New clashes in Tripoli deal blow to UN ceasefire call
TRIPOLI - Rival forces clashed in the Libyan capital Thursday, causing new civilian casualties in the grinding conflict a day after a UN Security Council resolution called for a "lasting ceasefire".
The resolution was the council's first since eastern Libya strongman Khalifa Haftar launched an offensive last April to seize Tripoli, the seat of the UN-recognised Government of National Accord (GNA).
But its call for the consolidation of a fragile truce observed since January 12 has not taken effect on the ground.
A new round of violence on the southern outskirts of the Libyan capital on Thursday left civilians dead and wounded.
Tripoli's sole functioning airport of Mitiga, frequently shut down by shelling, suspended flights for several hours after it was hit by a rocket strike before resuming operations.
Witnesses heard explosions in the largely agricultural area of Machrou al-Hadhba about 30 kilometres (18 miles) south of the Tripoli city centre.
GNA spokesman Moustafa al-Mejii confirmed fighting had broken out in the suburb.
Rockets also struck residential neighbourhoods, killing a woman and wounding four other civilians, said health ministry spokesman Amin al-Hachimi.

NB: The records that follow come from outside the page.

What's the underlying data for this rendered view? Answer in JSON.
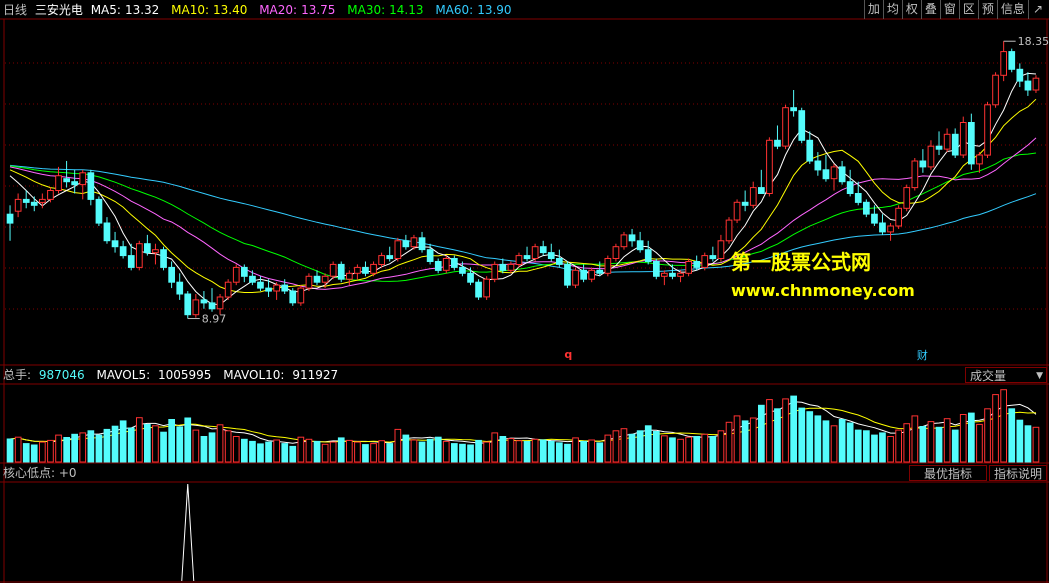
{
  "header": {
    "period": "日线",
    "stock_name": "三安光电",
    "ma": [
      {
        "label": "MA5:",
        "value": "13.32",
        "color": "#ffffff"
      },
      {
        "label": "MA10:",
        "value": "13.40",
        "color": "#ffff00"
      },
      {
        "label": "MA20:",
        "value": "13.75",
        "color": "#ff66ff"
      },
      {
        "label": "MA30:",
        "value": "14.13",
        "color": "#00ff00"
      },
      {
        "label": "MA60:",
        "value": "13.90",
        "color": "#33ccff"
      }
    ]
  },
  "toolbar": {
    "b1": "加",
    "b2": "均",
    "b3": "权",
    "b4": "叠",
    "b5": "窗",
    "b6": "区",
    "b7": "预",
    "info": "信息",
    "arrow_icon": "↗"
  },
  "annotations": {
    "high": "18.35",
    "low": "8.97",
    "marker_q": "q",
    "marker_cai": "财"
  },
  "watermark": {
    "line1": "第一股票公式网",
    "line2": "www.chnmoney.com"
  },
  "volume": {
    "total_label": "总手:",
    "total_value": "987046",
    "mavol5_label": "MAVOL5:",
    "mavol5_value": "1005995",
    "mavol10_label": "MAVOL10:",
    "mavol10_value": "911927",
    "selector": "成交量"
  },
  "indicator": {
    "label": "核心低点: +0",
    "best_button": "最优指标",
    "help_button": "指标说明"
  },
  "colors": {
    "up": "#ff3232",
    "down": "#54fcfc",
    "grid": "#7f0000",
    "ma5": "#ffffff",
    "ma10": "#ffff00",
    "ma20": "#ff66ff",
    "ma30": "#00ff00",
    "ma60": "#33ccff",
    "vol_ma5": "#ffffff",
    "vol_ma10": "#ffff00"
  },
  "chart_data": {
    "type": "candlestick",
    "price_range": [
      7.5,
      19.0
    ],
    "candles": [
      [
        12.5,
        12.8,
        11.6,
        12.2
      ],
      [
        12.6,
        13.2,
        12.4,
        13.0
      ],
      [
        13.0,
        13.3,
        12.7,
        12.9
      ],
      [
        12.9,
        13.1,
        12.6,
        12.8
      ],
      [
        12.9,
        13.2,
        12.7,
        13.0
      ],
      [
        13.0,
        13.4,
        12.9,
        13.3
      ],
      [
        13.3,
        14.1,
        13.2,
        13.8
      ],
      [
        13.7,
        14.3,
        13.4,
        13.6
      ],
      [
        13.6,
        14.0,
        13.2,
        13.5
      ],
      [
        13.5,
        14.0,
        13.0,
        13.9
      ],
      [
        13.9,
        14.0,
        12.8,
        13.0
      ],
      [
        13.0,
        13.1,
        12.1,
        12.2
      ],
      [
        12.2,
        12.4,
        11.5,
        11.6
      ],
      [
        11.6,
        11.9,
        11.2,
        11.4
      ],
      [
        11.4,
        11.6,
        11.0,
        11.1
      ],
      [
        11.1,
        11.5,
        10.6,
        10.7
      ],
      [
        10.7,
        11.6,
        10.6,
        11.5
      ],
      [
        11.5,
        11.8,
        11.1,
        11.2
      ],
      [
        11.2,
        11.5,
        10.8,
        11.3
      ],
      [
        11.3,
        11.4,
        10.6,
        10.7
      ],
      [
        10.7,
        10.9,
        10.0,
        10.2
      ],
      [
        10.2,
        10.5,
        9.6,
        9.8
      ],
      [
        9.8,
        9.9,
        8.97,
        9.1
      ],
      [
        9.1,
        9.8,
        9.0,
        9.6
      ],
      [
        9.6,
        9.9,
        9.3,
        9.5
      ],
      [
        9.5,
        10.0,
        9.2,
        9.3
      ],
      [
        9.3,
        9.8,
        9.1,
        9.7
      ],
      [
        9.7,
        10.3,
        9.6,
        10.2
      ],
      [
        10.2,
        10.8,
        10.1,
        10.7
      ],
      [
        10.7,
        10.8,
        10.2,
        10.4
      ],
      [
        10.4,
        10.6,
        10.1,
        10.2
      ],
      [
        10.2,
        10.4,
        9.9,
        10.0
      ],
      [
        10.0,
        10.3,
        9.7,
        9.9
      ],
      [
        9.9,
        10.2,
        9.6,
        10.1
      ],
      [
        10.1,
        10.3,
        9.8,
        9.9
      ],
      [
        9.9,
        10.0,
        9.4,
        9.5
      ],
      [
        9.5,
        10.1,
        9.4,
        10.0
      ],
      [
        10.0,
        10.5,
        9.9,
        10.4
      ],
      [
        10.4,
        10.6,
        10.1,
        10.2
      ],
      [
        10.2,
        10.5,
        10.0,
        10.4
      ],
      [
        10.4,
        10.9,
        10.3,
        10.8
      ],
      [
        10.8,
        10.9,
        10.2,
        10.3
      ],
      [
        10.3,
        10.6,
        10.1,
        10.5
      ],
      [
        10.5,
        10.8,
        10.3,
        10.7
      ],
      [
        10.7,
        10.9,
        10.4,
        10.5
      ],
      [
        10.5,
        10.9,
        10.4,
        10.8
      ],
      [
        10.8,
        11.2,
        10.7,
        11.1
      ],
      [
        11.1,
        11.4,
        10.9,
        11.0
      ],
      [
        11.0,
        11.7,
        10.9,
        11.6
      ],
      [
        11.6,
        11.8,
        11.3,
        11.4
      ],
      [
        11.4,
        11.8,
        11.3,
        11.7
      ],
      [
        11.7,
        11.9,
        11.2,
        11.3
      ],
      [
        11.3,
        11.5,
        10.8,
        10.9
      ],
      [
        10.9,
        11.0,
        10.5,
        10.6
      ],
      [
        10.6,
        11.1,
        10.5,
        11.0
      ],
      [
        11.0,
        11.1,
        10.6,
        10.7
      ],
      [
        10.7,
        10.9,
        10.4,
        10.5
      ],
      [
        10.5,
        10.7,
        10.1,
        10.2
      ],
      [
        10.2,
        10.3,
        9.6,
        9.7
      ],
      [
        9.7,
        10.4,
        9.6,
        10.3
      ],
      [
        10.3,
        10.9,
        10.2,
        10.8
      ],
      [
        10.8,
        11.0,
        10.5,
        10.6
      ],
      [
        10.6,
        10.9,
        10.5,
        10.8
      ],
      [
        10.8,
        11.2,
        10.7,
        11.1
      ],
      [
        11.1,
        11.4,
        10.9,
        11.0
      ],
      [
        11.0,
        11.5,
        10.9,
        11.4
      ],
      [
        11.4,
        11.6,
        11.1,
        11.2
      ],
      [
        11.2,
        11.5,
        10.9,
        11.0
      ],
      [
        11.0,
        11.3,
        10.7,
        10.8
      ],
      [
        10.8,
        10.9,
        10.0,
        10.1
      ],
      [
        10.1,
        10.7,
        10.0,
        10.6
      ],
      [
        10.6,
        10.8,
        10.2,
        10.3
      ],
      [
        10.3,
        10.7,
        10.2,
        10.6
      ],
      [
        10.6,
        10.9,
        10.4,
        10.5
      ],
      [
        10.5,
        11.1,
        10.4,
        11.0
      ],
      [
        11.0,
        11.5,
        10.9,
        11.4
      ],
      [
        11.4,
        11.9,
        11.3,
        11.8
      ],
      [
        11.8,
        12.0,
        11.4,
        11.6
      ],
      [
        11.6,
        11.9,
        11.2,
        11.3
      ],
      [
        11.3,
        11.6,
        10.8,
        10.9
      ],
      [
        10.9,
        11.0,
        10.3,
        10.4
      ],
      [
        10.4,
        10.6,
        10.1,
        10.5
      ],
      [
        10.5,
        10.8,
        10.3,
        10.4
      ],
      [
        10.4,
        10.6,
        10.2,
        10.5
      ],
      [
        10.5,
        11.0,
        10.4,
        10.9
      ],
      [
        10.9,
        11.1,
        10.6,
        10.7
      ],
      [
        10.7,
        11.2,
        10.6,
        11.1
      ],
      [
        11.1,
        11.4,
        10.9,
        11.0
      ],
      [
        11.0,
        11.8,
        10.9,
        11.6
      ],
      [
        11.6,
        12.4,
        11.5,
        12.3
      ],
      [
        12.3,
        13.0,
        12.2,
        12.9
      ],
      [
        12.9,
        13.3,
        12.6,
        12.8
      ],
      [
        12.8,
        13.6,
        12.7,
        13.4
      ],
      [
        13.4,
        14.0,
        13.3,
        13.2
      ],
      [
        13.2,
        15.1,
        13.1,
        15.0
      ],
      [
        15.0,
        15.5,
        14.7,
        14.8
      ],
      [
        14.8,
        16.2,
        14.7,
        16.1
      ],
      [
        16.1,
        16.7,
        15.8,
        16.0
      ],
      [
        16.0,
        16.1,
        14.9,
        15.0
      ],
      [
        15.0,
        15.3,
        14.2,
        14.3
      ],
      [
        14.3,
        14.6,
        13.8,
        14.0
      ],
      [
        14.0,
        14.5,
        13.6,
        13.7
      ],
      [
        13.7,
        14.2,
        13.3,
        14.1
      ],
      [
        14.1,
        14.3,
        13.5,
        13.6
      ],
      [
        13.6,
        14.0,
        13.1,
        13.2
      ],
      [
        13.2,
        13.6,
        12.8,
        12.9
      ],
      [
        12.9,
        13.0,
        12.4,
        12.5
      ],
      [
        12.5,
        12.8,
        12.1,
        12.2
      ],
      [
        12.2,
        12.5,
        11.8,
        11.9
      ],
      [
        11.9,
        12.2,
        11.6,
        12.1
      ],
      [
        12.1,
        12.8,
        12.0,
        12.7
      ],
      [
        12.7,
        13.5,
        12.6,
        13.4
      ],
      [
        13.4,
        14.4,
        13.3,
        14.3
      ],
      [
        14.3,
        14.7,
        13.9,
        14.1
      ],
      [
        14.1,
        15.0,
        14.0,
        14.8
      ],
      [
        14.8,
        15.3,
        14.5,
        14.7
      ],
      [
        14.7,
        15.4,
        14.6,
        15.2
      ],
      [
        15.2,
        15.4,
        14.4,
        14.5
      ],
      [
        14.5,
        15.8,
        14.4,
        15.6
      ],
      [
        15.6,
        15.9,
        14.0,
        14.2
      ],
      [
        14.2,
        14.6,
        13.9,
        14.5
      ],
      [
        14.5,
        16.3,
        14.4,
        16.2
      ],
      [
        16.2,
        17.3,
        16.1,
        17.2
      ],
      [
        17.2,
        18.35,
        17.0,
        18.0
      ],
      [
        18.0,
        18.1,
        17.3,
        17.4
      ],
      [
        17.4,
        17.6,
        16.8,
        17.0
      ],
      [
        17.0,
        17.3,
        16.5,
        16.7
      ],
      [
        16.7,
        17.2,
        16.6,
        17.1
      ]
    ],
    "volume_range": [
      0,
      2200000
    ],
    "volumes": [
      650000,
      700000,
      520000,
      480000,
      560000,
      610000,
      760000,
      690000,
      780000,
      820000,
      880000,
      760000,
      920000,
      1010000,
      1160000,
      960000,
      1250000,
      1060000,
      1020000,
      840000,
      1200000,
      990000,
      1240000,
      900000,
      720000,
      820000,
      1050000,
      880000,
      720000,
      640000,
      580000,
      510000,
      560000,
      620000,
      520000,
      440000,
      700000,
      640000,
      580000,
      500000,
      560000,
      680000,
      610000,
      560000,
      490000,
      520000,
      600000,
      520000,
      920000,
      760000,
      620000,
      560000,
      640000,
      700000,
      580000,
      520000,
      500000,
      480000,
      610000,
      560000,
      820000,
      720000,
      660000,
      600000,
      580000,
      640000,
      620000,
      580000,
      540000,
      500000,
      680000,
      580000,
      620000,
      540000,
      760000,
      880000,
      940000,
      780000,
      880000,
      1020000,
      860000,
      740000,
      680000,
      640000,
      700000,
      720000,
      780000,
      720000,
      880000,
      1120000,
      1300000,
      1160000,
      1240000,
      1600000,
      1760000,
      1500000,
      1780000,
      1860000,
      1520000,
      1420000,
      1300000,
      1160000,
      1020000,
      1200000,
      1100000,
      900000,
      880000,
      760000,
      820000,
      720000,
      900000,
      1080000,
      1300000,
      1000000,
      1140000,
      980000,
      1220000,
      900000,
      1340000,
      1380000,
      1060000,
      1500000,
      1900000,
      2040000,
      1500000,
      1180000,
      1020000,
      980000
    ],
    "indicator": {
      "label": "核心低点",
      "value": 0,
      "signal_index": 22
    }
  }
}
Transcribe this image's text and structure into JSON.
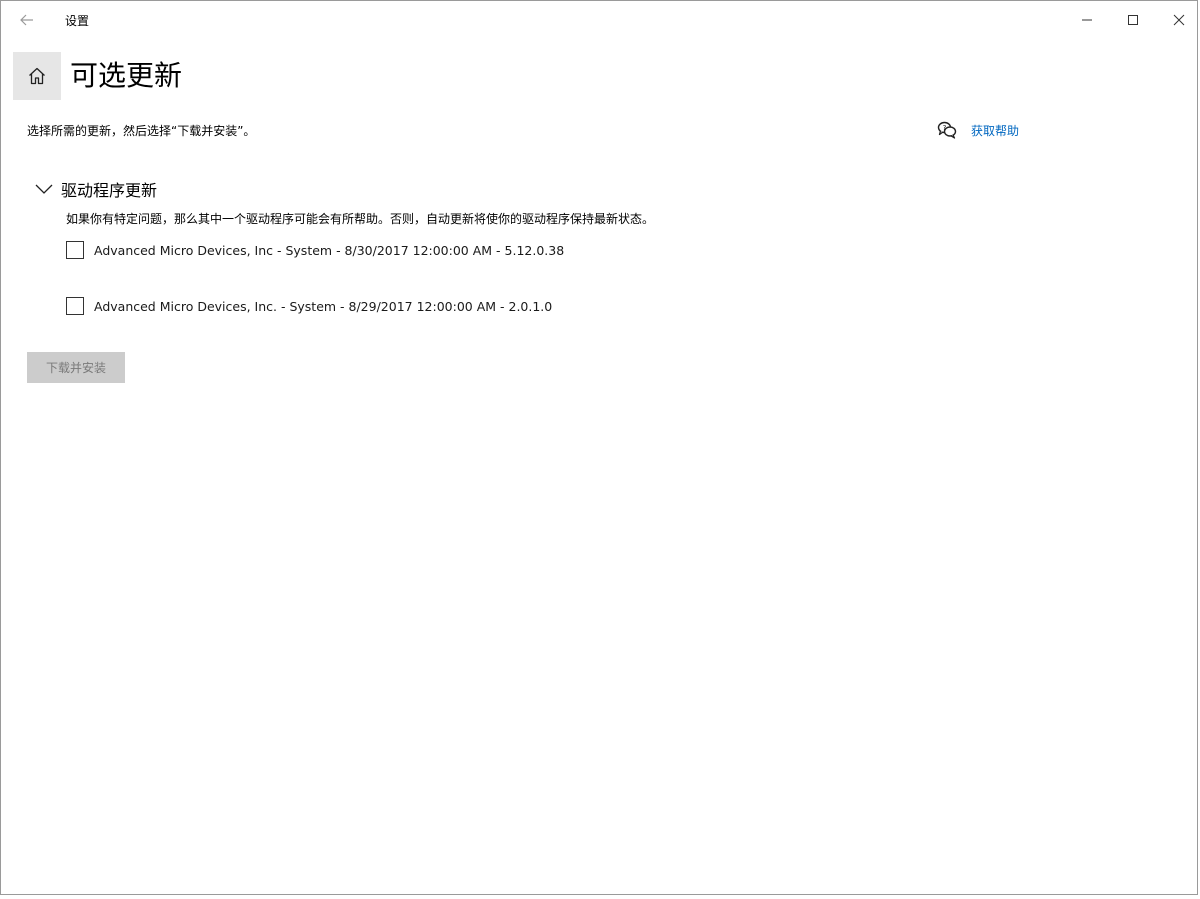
{
  "window": {
    "app_title": "设置"
  },
  "page": {
    "title": "可选更新",
    "subtitle": "选择所需的更新，然后选择“下载并安装”。",
    "help_link": "获取帮助"
  },
  "section": {
    "title": "驱动程序更新",
    "expanded": true,
    "description": "如果你有特定问题，那么其中一个驱动程序可能会有所帮助。否则，自动更新将使你的驱动程序保持最新状态。",
    "items": [
      {
        "label": "Advanced Micro Devices, Inc - System - 8/30/2017 12:00:00 AM - 5.12.0.38",
        "checked": false
      },
      {
        "label": "Advanced Micro Devices, Inc. - System - 8/29/2017 12:00:00 AM - 2.0.1.0",
        "checked": false
      }
    ]
  },
  "actions": {
    "install_label": "下载并安装",
    "install_enabled": false
  },
  "icons": {
    "back": "back-arrow-icon",
    "home": "home-icon",
    "help": "chat-help-icon",
    "chevron": "chevron-down-icon",
    "minimize": "minimize-icon",
    "maximize": "maximize-icon",
    "close": "close-icon"
  },
  "colors": {
    "link": "#0067c0",
    "home_tile_bg": "#e6e6e6",
    "disabled_button_bg": "#cccccc",
    "disabled_button_text": "#7a7a7a"
  }
}
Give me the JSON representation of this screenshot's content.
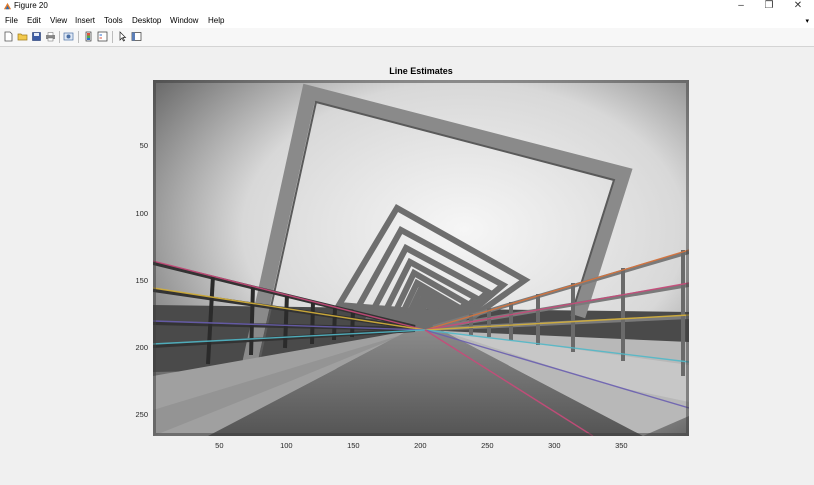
{
  "window": {
    "title": "Figure 20",
    "controls": {
      "minimize": "–",
      "restore": "❐",
      "close": "✕"
    }
  },
  "menu": [
    "File",
    "Edit",
    "View",
    "Insert",
    "Tools",
    "Desktop",
    "Window",
    "Help"
  ],
  "toolbar": {
    "buttons": [
      "new-figure-icon",
      "open-file-icon",
      "save-icon",
      "print-icon",
      "link-plot-icon",
      "insert-colorbar-icon",
      "insert-legend-icon",
      "edit-plot-icon",
      "property-inspector-icon"
    ]
  },
  "figure": {
    "title": "Line Estimates",
    "image_width": 400,
    "image_height": 265,
    "x_ticks": [
      50,
      100,
      150,
      200,
      250,
      300,
      350
    ],
    "y_ticks": [
      50,
      100,
      150,
      200,
      250
    ]
  },
  "colors": {
    "titlebar_bg": "#ffffff",
    "figure_bg": "#f0f0f0",
    "estimated_lines": [
      "#c94a7a",
      "#d7b23a",
      "#6a5fb0",
      "#52b8c8",
      "#d9733a"
    ]
  }
}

Mejii accused pro-Haftar forces of repeatedly violating a ceasefire demanded by outside powers Russia and Turkey.
"Haftar's militias tried to advance in the region of Machrou al-Hadhba, but our forces repelled the attack," he said.
Despite the truce, there has been sporadic fighting almost every day near Tripoli.
Weapons have continued to flow into the country despite world leaders agreeing at a January summit to end all foreign interference in Libya and uphold a UN arms embargo.
Libya has been subject to a much-abused arms embargo since 2011, when a NATO-backed uprising toppled longtime dictator Moamer Gathafi.
The UNSC resolution adopted Wednesday affirmed "the need for a lasting ceasefire in Libya at the earliest opportunity, without pre-conditions".
It also called for continued negotiations by a joint military commission set up in January between the two sides, with the goal of achieving a "permanent ceasefire".
This would include a monitoring system, a separation of forces and confidence-building measures.
The commission's Geneva meeting ended Saturday without a resolution, but the UN proposed resuming talks from February 18.
The Security Council resolution, drafted by Britain, was approved by 14 votes out of 15, with Russia abstaining.
London had chosen to keep a mention of the council's "concern over the growing involvement of mercenaries in Libya", terminology that had been the subject of weeks of wrangling, reflecting the deep international divisions over Libya.
Russia had pushed to replace the word "mercenaries" with "foreign terrorist fighters," but was unsuccessful.
Moscow has been accused of sending several thousand mercenaries from private Russian security company Wagner to support Haftar, accusations the Kremlin denies.
Other foreign players include the United Arab Emirates, Egypt and Jordan who have bolstered Haftar, while Turkey backs the GNA.
Ankara has also been accused of sending thousands of mercenaries from Syria to fight alongside GNA forces, prompting French President Emmanuel Macron’s accusation of Turkish President Recep Tayyip Erdogan for failing to keep his word.
UN chief Antonio Guterres has slammed continued foreign interference in Libya as a "scandal".
Diplomatic efforts to contain the violence were underway Thursday.
Italian Foreign Minister Luigi Di Maio held talks with Haftar in second city Benghazi on Thursday, Haftar's office said, a day after Di Maio met GNA head Fayez al-Sarraj in Tripoli.
Algerian President Abdelmadjid Tebboune, whose country has sought to mediate in the crisis in recent weeks, also discussed Libya with Greek Foreign Minister Nicos Dendias.
The UN says more than 1,000 people have died in the clashes between Haftar and the GNA since April, while another 140,000 have been displaced.
Red Cross chief Peter Maurer warned Thursday that if the situation deteriorates, Libyans could flee the country.
"If we cannot stabilise the situation by political and humanitarian means... there could be a population flow like we see when people lose hope," the president of the International Committee of the Red Cross said in Tunis.
On top of the deadly violence, Libya's National Oil Corporation has warned of a new economic crisis, saying the country's vital oil production and revenues had dropped since the Berlin conference was held on January 19.
Oil production now stood at 191,475 barrels per day compared to 1.2 million bpd before world leaders met in Berlin, representing a loss in revenues of $1.4 million, a statement said.